The proposal looks like a train wreck driven by two major time frames. One is World IP Day, April 26, which has been cited as the launch date for the proposal. The second, more pressing date is the latter half of 2024, when the European Union is set to hold elections.
IP, SEP, and FRAND
Intellectual Properties, Standard Essential Patents, and FRAND (Fair, Reasonable, And Non-Discriminatory licensing) are some of the most complex topics surrounding technological innovation.
Let’s take WiFi, Bluetooth, or 5G as examples. Some companies invest in technologies in very early stages to help co-invent major standards and later offer them to others as a part of FRAND. Everyone who wants to implement one of those standards has to agree and pay a FRAND license rate to a patent holder.
The European Commission plans to establish a new center within the European Union Intellectual Property Office (EUIPO). In this EUIPO-based competence center, right holders will be required to register patents they consider as standard essential. This mandatory step will add a new layer of complication to a new process. The changes also include a new mechanism for disclosing information about existing licenses and public awareness of existing SEP case law. Though its name might suggest so, EUIPO office does not actually have the workforce or expertise to house such a competence center.
The registration mandate brings back haunting memories of the introduction of the woefully misguided IEEE patent registration mechanism years ago, but in this case, the European Commission does plan to make this step mandatory.
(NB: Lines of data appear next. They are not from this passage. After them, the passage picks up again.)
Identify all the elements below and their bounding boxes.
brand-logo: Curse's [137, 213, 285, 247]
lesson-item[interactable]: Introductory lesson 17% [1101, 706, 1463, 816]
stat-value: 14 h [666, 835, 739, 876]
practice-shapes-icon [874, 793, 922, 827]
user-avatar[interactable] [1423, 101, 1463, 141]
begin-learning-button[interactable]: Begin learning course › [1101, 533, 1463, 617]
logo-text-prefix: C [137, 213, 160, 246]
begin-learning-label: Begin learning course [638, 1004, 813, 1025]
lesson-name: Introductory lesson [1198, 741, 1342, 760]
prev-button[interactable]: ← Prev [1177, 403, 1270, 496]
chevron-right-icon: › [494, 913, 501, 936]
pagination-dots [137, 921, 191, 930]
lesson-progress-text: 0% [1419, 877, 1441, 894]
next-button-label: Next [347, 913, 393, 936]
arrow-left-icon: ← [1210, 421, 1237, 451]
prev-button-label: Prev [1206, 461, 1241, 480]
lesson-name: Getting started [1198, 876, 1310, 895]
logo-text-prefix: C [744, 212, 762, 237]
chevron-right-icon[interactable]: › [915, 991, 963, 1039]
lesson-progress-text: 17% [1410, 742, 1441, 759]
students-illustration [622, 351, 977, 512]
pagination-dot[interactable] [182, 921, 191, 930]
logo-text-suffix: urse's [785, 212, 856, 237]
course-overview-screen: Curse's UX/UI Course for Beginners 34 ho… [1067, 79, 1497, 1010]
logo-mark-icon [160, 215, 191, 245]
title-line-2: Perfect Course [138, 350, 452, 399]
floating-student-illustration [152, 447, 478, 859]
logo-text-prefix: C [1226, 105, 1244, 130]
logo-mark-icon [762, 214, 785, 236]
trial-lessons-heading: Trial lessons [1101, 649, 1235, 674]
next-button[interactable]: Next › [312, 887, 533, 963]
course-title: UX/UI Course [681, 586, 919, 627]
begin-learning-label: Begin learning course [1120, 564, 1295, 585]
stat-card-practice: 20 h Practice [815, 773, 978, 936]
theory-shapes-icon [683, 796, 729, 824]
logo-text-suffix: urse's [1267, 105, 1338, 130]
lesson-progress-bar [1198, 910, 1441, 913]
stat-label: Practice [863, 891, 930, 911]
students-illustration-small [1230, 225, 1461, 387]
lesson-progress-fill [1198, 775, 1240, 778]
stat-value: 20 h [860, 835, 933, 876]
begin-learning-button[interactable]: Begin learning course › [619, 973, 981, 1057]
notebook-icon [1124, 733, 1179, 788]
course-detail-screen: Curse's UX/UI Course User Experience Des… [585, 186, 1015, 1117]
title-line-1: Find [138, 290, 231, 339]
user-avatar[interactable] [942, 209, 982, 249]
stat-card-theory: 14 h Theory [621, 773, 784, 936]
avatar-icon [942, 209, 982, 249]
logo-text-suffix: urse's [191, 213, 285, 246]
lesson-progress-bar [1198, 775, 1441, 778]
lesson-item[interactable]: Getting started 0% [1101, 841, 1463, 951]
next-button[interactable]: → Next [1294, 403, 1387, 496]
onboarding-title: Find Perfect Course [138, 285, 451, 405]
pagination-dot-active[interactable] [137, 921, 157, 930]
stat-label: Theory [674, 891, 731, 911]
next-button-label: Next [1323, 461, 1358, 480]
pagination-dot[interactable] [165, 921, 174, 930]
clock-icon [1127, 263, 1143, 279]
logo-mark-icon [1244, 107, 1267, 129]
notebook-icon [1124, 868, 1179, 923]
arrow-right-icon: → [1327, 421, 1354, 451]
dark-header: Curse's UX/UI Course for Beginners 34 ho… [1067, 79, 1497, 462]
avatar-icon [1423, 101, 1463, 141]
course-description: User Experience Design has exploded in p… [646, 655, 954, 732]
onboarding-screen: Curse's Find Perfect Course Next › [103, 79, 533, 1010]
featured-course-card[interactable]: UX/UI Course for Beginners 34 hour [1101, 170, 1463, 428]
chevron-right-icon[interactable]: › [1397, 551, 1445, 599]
According to the draft, every SEP contributor will have a say on setting royalty rates. If any party is unhappy, there must resort to the use of a mediation process that will be lengthy and complicated.
The most worrying part is that, when it comes to FRAND disputes, both implementers and non-implementers can ask for non-binding arbitration that will inevitably and unnecessarily delay reaching a license agreement. Technology implementers need stability to ensure the technology will be ready for implementation at a certain time. The automotive industry is the best example in which the development and life cycle of the vehicle are often six years.
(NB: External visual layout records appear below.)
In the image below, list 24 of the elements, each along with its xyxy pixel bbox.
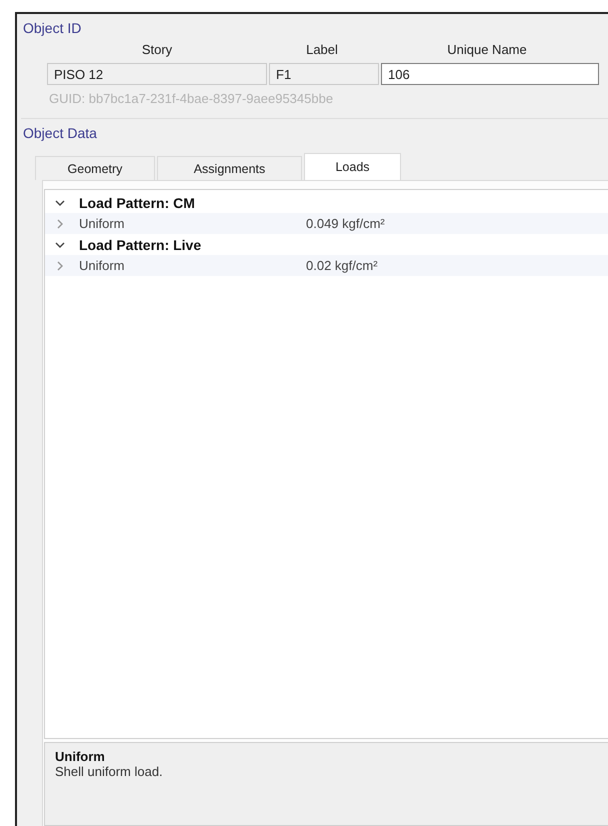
column-header: Unique Name [446,42,528,57]
column-header: Label [305,42,339,57]
chevron-right-icon[interactable] [55,260,65,270]
tab[interactable]: Loads [304,153,401,180]
chevron-down-icon[interactable] [55,198,65,208]
group-title: Object ID [22,19,82,36]
text-field[interactable]: F1 [269,63,379,85]
chevron-down-icon[interactable] [55,240,65,250]
column-header: Story [140,42,174,57]
guid-text: GUID: bb7bc1a7-231f-4bae-8397-9aee95345bbe [49,91,334,106]
text-field[interactable]: 106 [381,63,599,85]
tree-group-label[interactable]: Load Pattern: Live [79,236,202,252]
tab[interactable]: Assignments [157,156,302,180]
description-title: Uniform [55,749,106,764]
property-value: 0.049 kgf/cm² [306,216,385,231]
property-label[interactable]: Uniform [79,216,306,231]
description-text: Shell uniform load. [55,764,164,779]
group-title: Object Data [22,124,98,141]
tab[interactable]: Geometry [35,156,155,180]
tree-group-label[interactable]: Load Pattern: CM [79,194,195,210]
chevron-right-icon[interactable] [55,218,65,228]
property-value: 0.02 kgf/cm² [306,258,378,273]
property-label[interactable]: Uniform [79,258,306,273]
text-field[interactable]: PISO 12 [47,63,267,85]
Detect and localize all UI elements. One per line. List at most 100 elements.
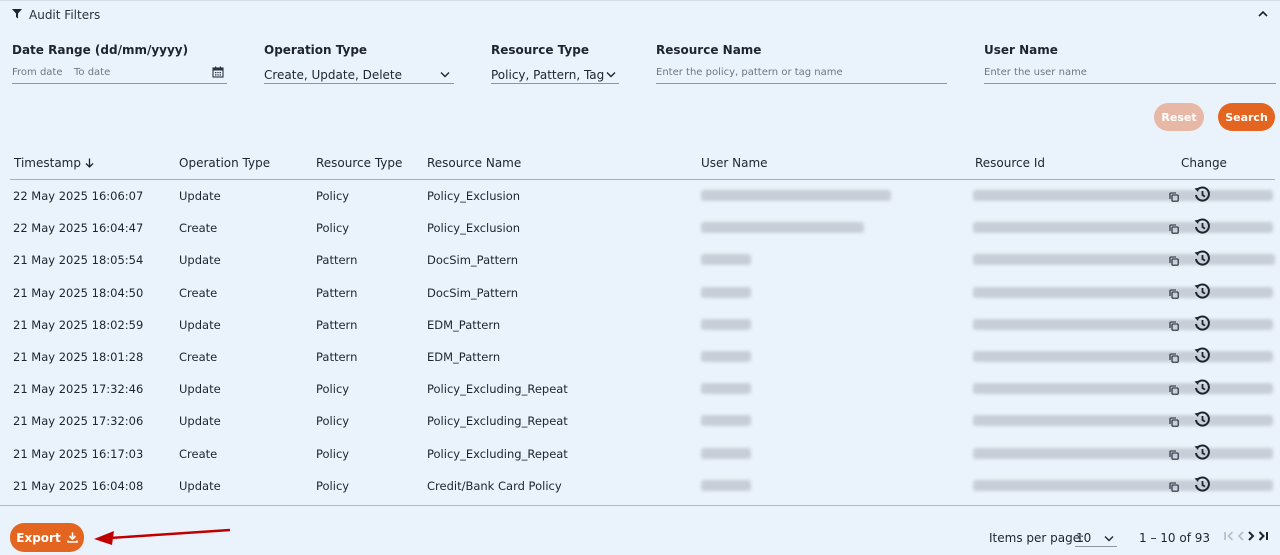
column-header-operation-type: Operation Type	[179, 156, 271, 170]
download-icon	[66, 532, 78, 543]
chevron-down-icon[interactable]	[440, 71, 450, 78]
redacted-resource-id	[973, 447, 1273, 459]
items-per-page-label: Items per page:	[989, 531, 1085, 545]
cell-operation-type: Create	[179, 350, 218, 364]
resource-type-select[interactable]: Policy, Pattern, Tag	[491, 68, 604, 82]
copy-icon[interactable]	[1169, 224, 1179, 234]
redacted-user-name	[701, 415, 751, 427]
chevron-up-icon[interactable]	[1257, 9, 1269, 19]
annotation-arrow	[94, 528, 231, 545]
cell-resource-type: Policy	[316, 221, 350, 236]
cell-operation-type: Update	[179, 382, 221, 397]
cell-resource-type: Pattern	[316, 285, 358, 300]
redacted-resource-id	[973, 254, 1275, 266]
redacted-user-name	[701, 190, 891, 201]
filter-panel-title: Audit Filters	[29, 8, 101, 22]
items-per-page-underline	[1075, 546, 1117, 547]
to-date-input[interactable]: To date	[74, 67, 110, 78]
redacted-resource-id	[973, 318, 1273, 330]
cell-resource-type: Policy	[316, 414, 350, 429]
history-icon[interactable]	[1193, 185, 1211, 203]
resource-name-label: Resource Name	[656, 43, 762, 57]
copy-icon[interactable]	[1169, 385, 1179, 395]
table-row: 21 May 2025 18:05:54 Update Pattern DocSim_…	[10, 244, 1275, 276]
next-page-icon[interactable]	[1245, 529, 1257, 543]
cell-resource-name: Policy_Excluding_Repeat	[427, 382, 568, 397]
cell-timestamp: 21 May 2025 18:02:59	[13, 317, 144, 332]
items-per-page-select[interactable]: 10	[1076, 531, 1091, 545]
cell-resource-name: EDM_Pattern	[427, 317, 501, 332]
from-date-input[interactable]: From date	[12, 67, 63, 78]
copy-icon[interactable]	[1169, 482, 1179, 492]
cell-resource-name: Credit/Bank Card Policy	[427, 478, 562, 493]
copy-icon[interactable]	[1169, 417, 1179, 428]
history-icon[interactable]	[1193, 249, 1211, 267]
cell-operation-type: Create	[179, 446, 218, 461]
first-page-icon[interactable]	[1223, 529, 1235, 543]
filter-panel-header[interactable]: Audit Filters	[12, 7, 100, 23]
operation-type-select[interactable]: Create, Update, Delete	[264, 68, 402, 82]
cell-resource-type: Policy	[316, 382, 350, 397]
column-header-timestamp[interactable]: Timestamp	[14, 156, 94, 170]
cell-timestamp: 21 May 2025 16:17:03	[13, 446, 144, 461]
user-name-underline	[984, 83, 1276, 84]
history-icon[interactable]	[1193, 346, 1211, 364]
search-button[interactable]: Search	[1218, 103, 1275, 131]
cell-timestamp: 21 May 2025 16:04:08	[13, 478, 144, 493]
resource-name-input[interactable]: Enter the policy, pattern or tag name	[656, 67, 843, 78]
history-icon[interactable]	[1193, 475, 1211, 493]
sort-arrow-down-icon	[85, 158, 94, 168]
copy-icon[interactable]	[1169, 192, 1179, 202]
redacted-resource-id	[973, 190, 1273, 201]
cell-timestamp: 21 May 2025 17:32:46	[13, 382, 144, 397]
last-page-icon[interactable]	[1257, 529, 1269, 543]
table-row: 21 May 2025 16:17:03 Create Policy Policy_E…	[10, 438, 1275, 470]
chevron-down-icon[interactable]	[606, 71, 616, 78]
cell-resource-name: DocSim_Pattern	[427, 253, 519, 268]
cell-operation-type: Create	[179, 285, 218, 300]
cell-resource-type: Pattern	[316, 317, 358, 332]
copy-icon[interactable]	[1169, 321, 1179, 331]
history-icon[interactable]	[1193, 217, 1211, 235]
operation-type-underline	[264, 83, 454, 84]
cell-resource-type: Policy	[316, 189, 350, 203]
chevron-down-icon[interactable]	[1104, 535, 1114, 542]
history-icon[interactable]	[1193, 282, 1211, 300]
history-icon[interactable]	[1193, 378, 1211, 396]
redacted-resource-id	[973, 479, 1273, 491]
table-row: 22 May 2025 16:06:07 Update Policy Policy_E…	[10, 180, 1275, 212]
copy-icon[interactable]	[1169, 353, 1179, 363]
redacted-user-name	[701, 383, 751, 395]
table-row: 21 May 2025 17:32:46 Update Policy Policy_E…	[10, 373, 1275, 405]
redacted-user-name	[701, 286, 751, 298]
column-header-user-name: User Name	[701, 156, 768, 170]
history-icon[interactable]	[1193, 410, 1211, 428]
history-icon[interactable]	[1193, 443, 1211, 461]
calendar-icon[interactable]	[212, 66, 224, 78]
cell-timestamp: 22 May 2025 16:04:47	[13, 221, 144, 236]
user-name-label: User Name	[984, 43, 1058, 57]
cell-resource-type: Policy	[316, 446, 350, 461]
cell-timestamp: 21 May 2025 18:05:54	[13, 253, 144, 268]
column-header-resource-type: Resource Type	[316, 156, 403, 170]
reset-button[interactable]: Reset	[1154, 103, 1204, 131]
user-name-input[interactable]: Enter the user name	[984, 67, 1087, 78]
history-icon[interactable]	[1193, 314, 1211, 332]
copy-icon[interactable]	[1169, 289, 1179, 299]
copy-icon[interactable]	[1169, 450, 1179, 460]
cell-resource-name: Policy_Exclusion	[427, 189, 521, 203]
redacted-user-name	[701, 318, 751, 330]
cell-resource-name: Policy_Excluding_Repeat	[427, 414, 568, 429]
resource-type-underline	[491, 83, 619, 84]
cell-timestamp: 21 May 2025 17:32:06	[13, 414, 144, 429]
page-range-text: 1 – 10 of 93	[1139, 531, 1210, 545]
table-row: 22 May 2025 16:04:47 Create Policy Policy_E…	[10, 212, 1275, 244]
cell-timestamp: 21 May 2025 18:04:50	[13, 285, 144, 300]
cell-resource-type: Policy	[316, 478, 350, 493]
timestamp-header-label: Timestamp	[14, 156, 81, 170]
operation-type-label: Operation Type	[264, 43, 368, 57]
export-button-label: Export	[16, 530, 61, 545]
top-divider	[0, 0, 1280, 1]
export-button[interactable]: Export	[10, 523, 84, 552]
copy-icon[interactable]	[1169, 256, 1179, 267]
US former leaders on IP Policy object to Europeans
IPWatchdog reported that the change is so unsettling that six former leaders on IP policy from the Trump and Obama Administrations urged the European Commission to reconsider its draft proposal. They contend that the proposed regulation “would unnecessarily insert the European Union Intellectual Property Office (EUIPO)—an institution that currently has no meaningful experience with patents—into one of the most complex areas of patent policy, producing delays in enforcing valid patent rights and uncertain royalty guidance that militates against the value of intellectual property rights and, in turn, European innovation.”
EU-based Nokia and Ericsson to suffer
No major SEP holders or other IP industry stakeholders were consulted in drafting the proposal, which deviates far from the norm of European Commission policymaking.
There are some indications that the draft helps some European Union-based automotive suppliers, such as Continental, who had been suggesting similar changes to the SEP regulatory framework in the past. Someone in the commission obviously has bent their ear towards this concerns, without paying any notice to the broader ramifications this proposal will have on the innovation economy and digital technology leadership of the European Union.